The latest and best information is collected at the state government’s COVID-19 master reference site: https://covid19.ca.gov/ (updated almost daily). This plan has four “tiers” and is based on a requirement that counties “… show consistent progress in stemming transmission of the coronavirus before they can advance to the next tier of reopening.
This more “robust” plan is “designed to correct some of the mistakes made during California’s initial reopening attempt in May.” The tiers are “ranked by the percentage of positive COVID-19 tests and the number of new cases.” Generally, the state sets certain rules that are effective within each tier for the counties that are assigned to that tier. But counties and municipal governments have some leeway to impose variations that are stricter than the statewide provisions.
On the announcement date (August 28, 2020) the majority of California’s 58 counties were in the most stringent “Tier 1.” Color-coded purple, it represents a “widespread” county risk level in which “many non-essential indoor business operations are closed.” On that date, all of Southern California was in Tier 1 except for San Diego County which had placed in Tier 2, color-coded red, representing a “substantial” risk level in which “some non-essential indoor business operations are closed.” San Francisco has also been in Tier 2 from the beginning of this new plan.

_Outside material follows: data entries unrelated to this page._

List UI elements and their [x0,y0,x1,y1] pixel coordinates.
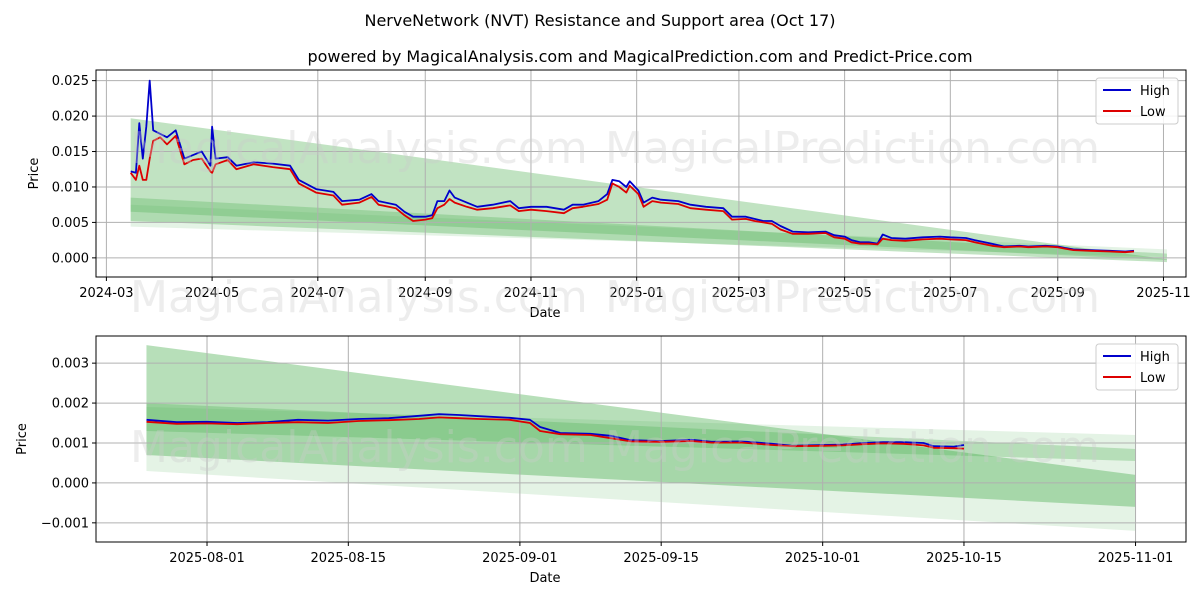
chart-title: NerveNetwork (NVT) Resistance and Suppor… [364,11,835,30]
watermark-text: MagicalAnalysis.com [130,272,588,323]
y-tick-label: 0.010 [52,180,89,195]
y-tick-label: 0.025 [52,74,89,89]
x-tick-label: 2025-03 [712,286,766,301]
x-tick-label: 2025-08-15 [311,551,387,566]
x-tick-label: 2025-08-01 [169,551,245,566]
y-tick-label: 0.000 [52,251,89,266]
x-tick-label: 2025-09-01 [482,551,558,566]
y-axis-label: Price [27,158,42,190]
x-tick-label: 2025-09-15 [623,551,699,566]
high-price-line [130,79,1135,253]
legend-label-low: Low [1140,371,1166,386]
prediction-band-3 [146,407,1136,531]
prediction-band-1 [130,118,1167,263]
chart-subtitle: powered by MagicalAnalysis.com and Magic… [307,47,972,66]
x-axis-ticks: 2025-08-01 2025-08-15 2025-09-01 2025-09-15… [169,542,1173,566]
legend-label-low: Low [1140,105,1166,120]
bottom-panel: 2025-08-01 2025-08-15 2025-09-01 2025-09-15… [15,335,1187,586]
low-price-line [146,416,965,450]
y-tick-label: −0.001 [41,516,89,531]
support-resistance-bands [130,118,1167,263]
x-tick-label: 2024-05 [185,286,239,301]
x-tick-label: 2024-11 [504,286,558,301]
x-axis-label: Date [529,571,560,586]
x-axis-ticks: 2024-03 2024-05 2024-07 2024-09 2024-11 2025-… [79,277,1191,301]
watermark-text: MagicalAnalysis.com [130,123,588,174]
prediction-band-1 [146,345,1136,507]
y-tick-label: 0.005 [52,216,89,231]
watermark-text: MagicalPrediction.com [605,272,1100,323]
prediction-band-3 [130,204,1167,258]
x-tick-label: 2025-01 [610,286,664,301]
y-axis-label: Price [15,423,30,455]
prediction-band-2 [130,197,1167,260]
x-tick-label: 2025-11 [1136,286,1190,301]
low-price-line [129,135,1135,254]
support-resistance-bands [146,345,1136,531]
legend-label-high: High [1140,350,1170,365]
watermark-text: MagicalPrediction.com [605,422,1100,473]
y-tick-label: 0.003 [52,357,89,372]
y-tick-label: 0.020 [52,110,89,125]
y-tick-label: 0.002 [52,397,89,412]
watermark-text: MagicalAnalysis.com [130,422,588,473]
x-tick-label: 2024-07 [291,286,345,301]
y-axis-ticks: 0.000 0.005 0.010 0.015 0.020 0.025 [52,74,96,266]
x-tick-label: 2025-11-01 [1098,551,1174,566]
legend-label-high: High [1140,84,1170,99]
y-tick-label: 0.001 [52,436,89,451]
top-panel: 2024-03 2024-05 2024-07 2024-09 2024-11 2025-… [27,69,1191,321]
price-series [129,79,1135,254]
x-tick-label: 2025-05 [817,286,871,301]
y-tick-label: 0.000 [52,476,89,491]
x-tick-label: 2025-10-15 [926,551,1002,566]
x-tick-label: 2024-09 [398,286,452,301]
y-tick-label: 0.015 [52,145,89,160]
price-series [146,413,965,450]
watermarks: MagicalAnalysis.com MagicalPrediction.com… [130,123,1100,473]
x-tick-label: 2025-07 [923,286,977,301]
x-axis-label: Date [529,306,560,321]
high-price-line [146,413,965,448]
grid-lines [96,336,1186,542]
legend: High Low [1095,77,1179,125]
x-tick-label: 2025-10-01 [785,551,861,566]
x-tick-label: 2024-03 [79,286,133,301]
x-tick-label: 2025-09 [1031,286,1085,301]
legend: High Low [1095,343,1179,391]
y-axis-ticks: −0.001 0.000 0.001 0.002 0.003 [41,357,96,531]
plot-frame [95,69,1187,278]
plot-frame [95,335,1187,543]
watermark-text: MagicalPrediction.com [605,123,1100,174]
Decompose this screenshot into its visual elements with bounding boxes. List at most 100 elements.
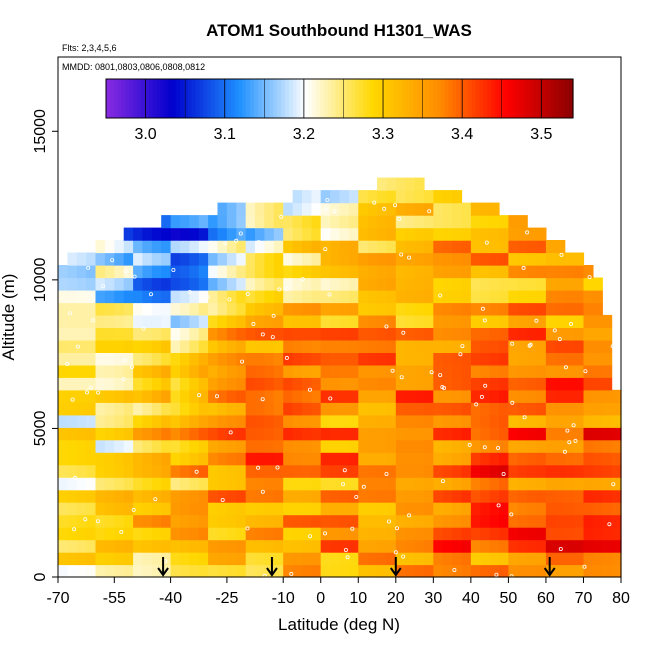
heat-cell xyxy=(161,439,172,453)
heat-cell xyxy=(311,202,322,216)
heat-cell xyxy=(592,427,603,441)
heat-cell xyxy=(330,290,341,304)
heat-cell xyxy=(142,364,153,378)
heat-cell xyxy=(142,402,153,416)
heat-cell xyxy=(470,202,481,216)
heat-cell xyxy=(170,265,181,279)
heat-cell xyxy=(452,452,463,466)
heat-cell xyxy=(311,414,322,428)
heat-cell xyxy=(264,290,275,304)
heat-cell xyxy=(217,215,228,229)
heat-cell xyxy=(180,389,190,403)
heat-cell xyxy=(592,452,603,466)
heat-cell xyxy=(151,302,162,316)
heat-cell xyxy=(58,402,68,416)
heat-cell xyxy=(151,489,162,503)
heat-cell xyxy=(67,265,78,279)
heat-cell xyxy=(255,477,265,491)
colorbar-segment xyxy=(378,79,383,118)
heat-cell xyxy=(377,314,387,328)
heat-cell xyxy=(339,265,350,279)
heat-cell xyxy=(320,414,331,428)
heat-cell xyxy=(499,377,509,391)
heat-cell xyxy=(564,277,575,291)
colorbar-frame xyxy=(105,78,574,119)
heat-cell xyxy=(564,265,575,279)
heat-cell xyxy=(283,389,294,403)
heat-cell xyxy=(442,290,453,304)
colorbar-segment xyxy=(355,79,360,118)
heat-cell xyxy=(217,527,228,541)
heat-cell xyxy=(95,477,106,491)
heat-cell xyxy=(273,402,284,416)
colorbar-segment xyxy=(343,79,348,118)
heat-cell xyxy=(283,502,294,516)
sample-point xyxy=(484,240,489,245)
heat-cell xyxy=(564,414,575,428)
sample-point xyxy=(407,255,412,260)
heat-cell xyxy=(405,352,416,366)
heat-cell xyxy=(208,215,219,229)
heat-cell xyxy=(142,240,153,254)
sample-point xyxy=(467,442,472,447)
heat-cell xyxy=(423,352,434,366)
heat-cell xyxy=(217,352,228,366)
heat-cell xyxy=(123,302,134,316)
heat-cell xyxy=(395,527,406,541)
heat-cell xyxy=(189,539,200,553)
heat-cell xyxy=(311,265,322,279)
heat-cell xyxy=(452,252,463,266)
heat-cell xyxy=(489,215,500,229)
heat-cell xyxy=(264,477,275,491)
heat-cell xyxy=(527,502,538,516)
heat-cell xyxy=(264,240,275,254)
sample-point xyxy=(260,397,265,402)
heat-cell xyxy=(226,364,237,378)
heat-cell xyxy=(480,339,491,353)
heat-cell xyxy=(273,314,284,328)
heat-cell xyxy=(470,290,481,304)
heat-cell xyxy=(602,364,613,378)
heat-cell xyxy=(433,227,444,241)
heat-cell xyxy=(442,339,453,353)
colorbar-segment xyxy=(487,79,492,118)
heat-cell xyxy=(405,240,416,254)
heat-cell xyxy=(161,290,172,304)
heat-cell xyxy=(499,514,509,528)
flight-marker-head xyxy=(543,567,556,577)
heat-cell xyxy=(602,539,613,553)
sample-point xyxy=(582,564,587,569)
heat-cell xyxy=(189,290,200,304)
heat-cell xyxy=(367,265,378,279)
heat-cell xyxy=(414,277,425,291)
heat-cell xyxy=(151,290,162,304)
sample-point xyxy=(372,200,377,205)
heat-cell xyxy=(133,252,144,266)
heat-cell xyxy=(348,190,359,204)
heat-cell xyxy=(245,314,256,328)
colorbar-segment xyxy=(526,79,531,118)
heat-cell xyxy=(489,327,500,341)
heat-cell xyxy=(320,477,331,491)
heat-cell xyxy=(592,552,603,566)
heat-cell xyxy=(208,527,219,541)
heat-cell xyxy=(302,202,312,216)
colorbar-segment xyxy=(269,79,274,118)
heat-cell xyxy=(377,477,387,491)
heat-cell xyxy=(283,427,294,441)
sample-point xyxy=(70,397,75,402)
heat-cell xyxy=(517,414,528,428)
heat-cell xyxy=(245,252,256,266)
heat-cell xyxy=(555,240,566,254)
heat-cell xyxy=(198,339,209,353)
heat-cell xyxy=(198,215,209,229)
heat-cell xyxy=(264,352,275,366)
heat-cell xyxy=(386,389,397,403)
heat-cell xyxy=(348,402,359,416)
heat-cell xyxy=(470,327,481,341)
x-tick-label: 20 xyxy=(387,590,405,607)
sample-point xyxy=(429,370,434,375)
heat-cell xyxy=(489,552,500,566)
colorbar-segment xyxy=(253,79,259,118)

On the state’s master site, there is an interactive chart to view and understand each county’s current tier status. Another helpful reference source is the Los Angeles Times: Which California counties are reopening? (updated almost daily). There’s been some movement among counties since the first week of this new plan when 38 of the counties were in the most restrictive category. As of September 12, 2020, just 33 counties with some 71% of California’s population are “rated too risky to reopen.” Key changes include Orange County, Santa Clara County, and Santa Cruz County which moved from Tier 1 to Tier 2 while San Diego is in some danger of being sent down to Tier 1 from Tier 2. Changes are scheduled to be announced each Tuesday.

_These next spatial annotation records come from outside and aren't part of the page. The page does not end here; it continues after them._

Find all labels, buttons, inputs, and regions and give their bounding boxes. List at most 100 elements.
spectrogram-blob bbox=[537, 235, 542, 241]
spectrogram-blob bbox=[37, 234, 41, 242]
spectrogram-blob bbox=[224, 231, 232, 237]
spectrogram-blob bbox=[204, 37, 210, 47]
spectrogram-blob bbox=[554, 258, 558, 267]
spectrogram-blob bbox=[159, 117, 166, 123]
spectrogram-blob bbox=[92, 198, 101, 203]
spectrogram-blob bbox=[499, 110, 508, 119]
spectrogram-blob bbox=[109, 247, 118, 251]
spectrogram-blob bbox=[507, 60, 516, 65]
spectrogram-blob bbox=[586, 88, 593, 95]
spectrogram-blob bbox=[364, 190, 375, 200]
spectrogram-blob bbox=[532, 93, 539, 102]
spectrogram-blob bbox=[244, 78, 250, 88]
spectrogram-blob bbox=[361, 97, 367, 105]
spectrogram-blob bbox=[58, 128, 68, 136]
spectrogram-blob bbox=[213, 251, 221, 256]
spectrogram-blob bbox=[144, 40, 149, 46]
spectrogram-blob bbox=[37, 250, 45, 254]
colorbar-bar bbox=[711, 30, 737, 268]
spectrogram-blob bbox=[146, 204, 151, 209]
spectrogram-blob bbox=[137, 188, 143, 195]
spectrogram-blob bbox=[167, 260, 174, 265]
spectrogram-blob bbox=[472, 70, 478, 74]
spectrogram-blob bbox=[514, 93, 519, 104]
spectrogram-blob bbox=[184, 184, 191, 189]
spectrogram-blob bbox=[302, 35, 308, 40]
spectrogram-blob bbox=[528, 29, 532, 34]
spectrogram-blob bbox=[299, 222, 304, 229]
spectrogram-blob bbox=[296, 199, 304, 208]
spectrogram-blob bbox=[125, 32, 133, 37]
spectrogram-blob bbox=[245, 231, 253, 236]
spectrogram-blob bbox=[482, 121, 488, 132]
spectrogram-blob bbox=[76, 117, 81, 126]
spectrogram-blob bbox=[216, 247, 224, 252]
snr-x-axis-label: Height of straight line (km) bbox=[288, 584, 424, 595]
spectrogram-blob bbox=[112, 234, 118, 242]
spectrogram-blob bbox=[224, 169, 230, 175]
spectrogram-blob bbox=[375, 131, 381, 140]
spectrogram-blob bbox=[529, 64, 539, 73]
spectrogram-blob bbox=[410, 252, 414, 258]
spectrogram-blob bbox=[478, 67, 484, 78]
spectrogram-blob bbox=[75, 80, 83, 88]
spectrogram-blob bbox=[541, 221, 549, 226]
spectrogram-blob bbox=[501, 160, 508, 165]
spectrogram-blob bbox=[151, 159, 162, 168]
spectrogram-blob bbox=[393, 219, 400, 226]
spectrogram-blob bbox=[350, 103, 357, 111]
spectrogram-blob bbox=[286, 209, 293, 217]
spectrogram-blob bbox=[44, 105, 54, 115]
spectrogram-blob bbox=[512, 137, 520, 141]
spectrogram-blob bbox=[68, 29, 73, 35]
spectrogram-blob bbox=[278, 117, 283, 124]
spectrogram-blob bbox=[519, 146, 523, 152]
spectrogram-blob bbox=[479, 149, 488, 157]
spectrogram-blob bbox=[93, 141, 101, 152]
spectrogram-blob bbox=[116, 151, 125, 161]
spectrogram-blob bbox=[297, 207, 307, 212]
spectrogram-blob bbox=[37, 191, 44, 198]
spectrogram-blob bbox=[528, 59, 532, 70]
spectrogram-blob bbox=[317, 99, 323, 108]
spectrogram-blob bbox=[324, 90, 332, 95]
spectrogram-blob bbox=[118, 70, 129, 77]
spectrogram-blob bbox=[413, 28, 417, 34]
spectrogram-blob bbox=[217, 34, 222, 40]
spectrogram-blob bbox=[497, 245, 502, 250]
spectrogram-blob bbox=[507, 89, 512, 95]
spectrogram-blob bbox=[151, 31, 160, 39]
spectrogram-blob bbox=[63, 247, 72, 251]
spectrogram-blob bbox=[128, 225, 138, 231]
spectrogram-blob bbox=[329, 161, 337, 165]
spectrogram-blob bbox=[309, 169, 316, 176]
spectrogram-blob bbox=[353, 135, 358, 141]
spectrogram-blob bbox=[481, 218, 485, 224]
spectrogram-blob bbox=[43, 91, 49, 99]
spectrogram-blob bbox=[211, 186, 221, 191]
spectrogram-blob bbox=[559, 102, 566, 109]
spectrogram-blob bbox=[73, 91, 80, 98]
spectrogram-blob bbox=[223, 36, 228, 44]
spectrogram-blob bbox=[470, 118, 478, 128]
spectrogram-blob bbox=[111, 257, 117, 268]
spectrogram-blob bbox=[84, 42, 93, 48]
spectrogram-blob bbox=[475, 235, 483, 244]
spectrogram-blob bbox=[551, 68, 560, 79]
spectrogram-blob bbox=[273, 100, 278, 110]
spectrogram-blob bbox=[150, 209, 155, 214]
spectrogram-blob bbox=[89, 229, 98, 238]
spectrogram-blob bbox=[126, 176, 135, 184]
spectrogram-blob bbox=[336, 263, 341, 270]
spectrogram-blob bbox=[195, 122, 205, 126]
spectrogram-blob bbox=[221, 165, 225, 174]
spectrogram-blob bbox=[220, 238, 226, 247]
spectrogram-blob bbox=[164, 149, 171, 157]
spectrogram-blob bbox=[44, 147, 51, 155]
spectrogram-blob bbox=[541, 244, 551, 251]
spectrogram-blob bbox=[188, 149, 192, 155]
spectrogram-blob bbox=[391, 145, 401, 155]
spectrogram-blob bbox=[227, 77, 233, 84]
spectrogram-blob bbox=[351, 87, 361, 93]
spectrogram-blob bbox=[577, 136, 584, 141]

[Update 9/16/20 : San Diego County has received official notice it may be moved back to purple next week if numbers continue in the wrong direction. A major spike is related to an outbreak on the SDSU campus. The County asked Governor Newsom to separate out the SDSU cluster for purposes of evaluation of the county-wide tier status. So far, the answer is no.]

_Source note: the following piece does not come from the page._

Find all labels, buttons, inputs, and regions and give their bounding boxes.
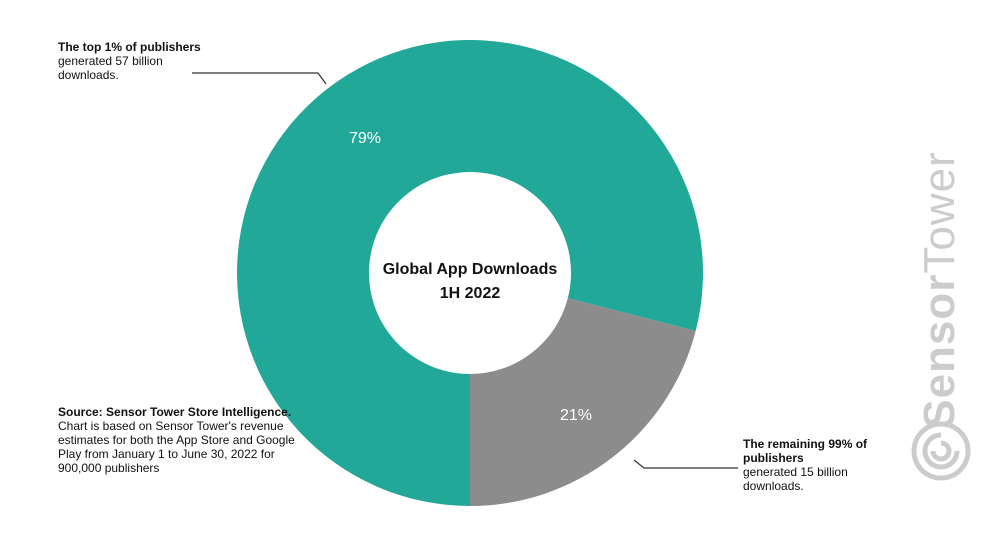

The only counties currently in Tier 3 (nine) and Tier 4 (two) are in the most rural northern and eastern parts of the state. The Los Angeles Times’s chart has a section called “How it shakes out” with a color-coded map of the entire state.
The Los Angeles Times’s chart includes another useful section titled “What’s open in your county?” The default section is Los Angeles County which started out and remains in Tier 1; you can type in your own county to bring up that information.
What’s particularly helpful with this chart is that it lists the rules for certain activity categories including a number of ones that are mostly nonprofit in nature. For instance, there is information about: libraries, museums, zoos, places of worship & cultural ceremonies, higher ed, K-12 schools, and – of course – “nonessential business offices.”
These charts also indicate when there is a “stricter” variation in a county from the state’s standard within a particular tier. Check, too, with your local government’s websites for information about variations closer to home.
A final note for now: Just because the government permits you to reopen doesn’t necessarily mean it’s a good idea to make that move at the earliest allowable opportunity. There are many considerations including liability issues and well as the nonprofit board’s fiduciary duties to its own personnel as well as the general public. We’ll take a stab at those topics in upcoming posts.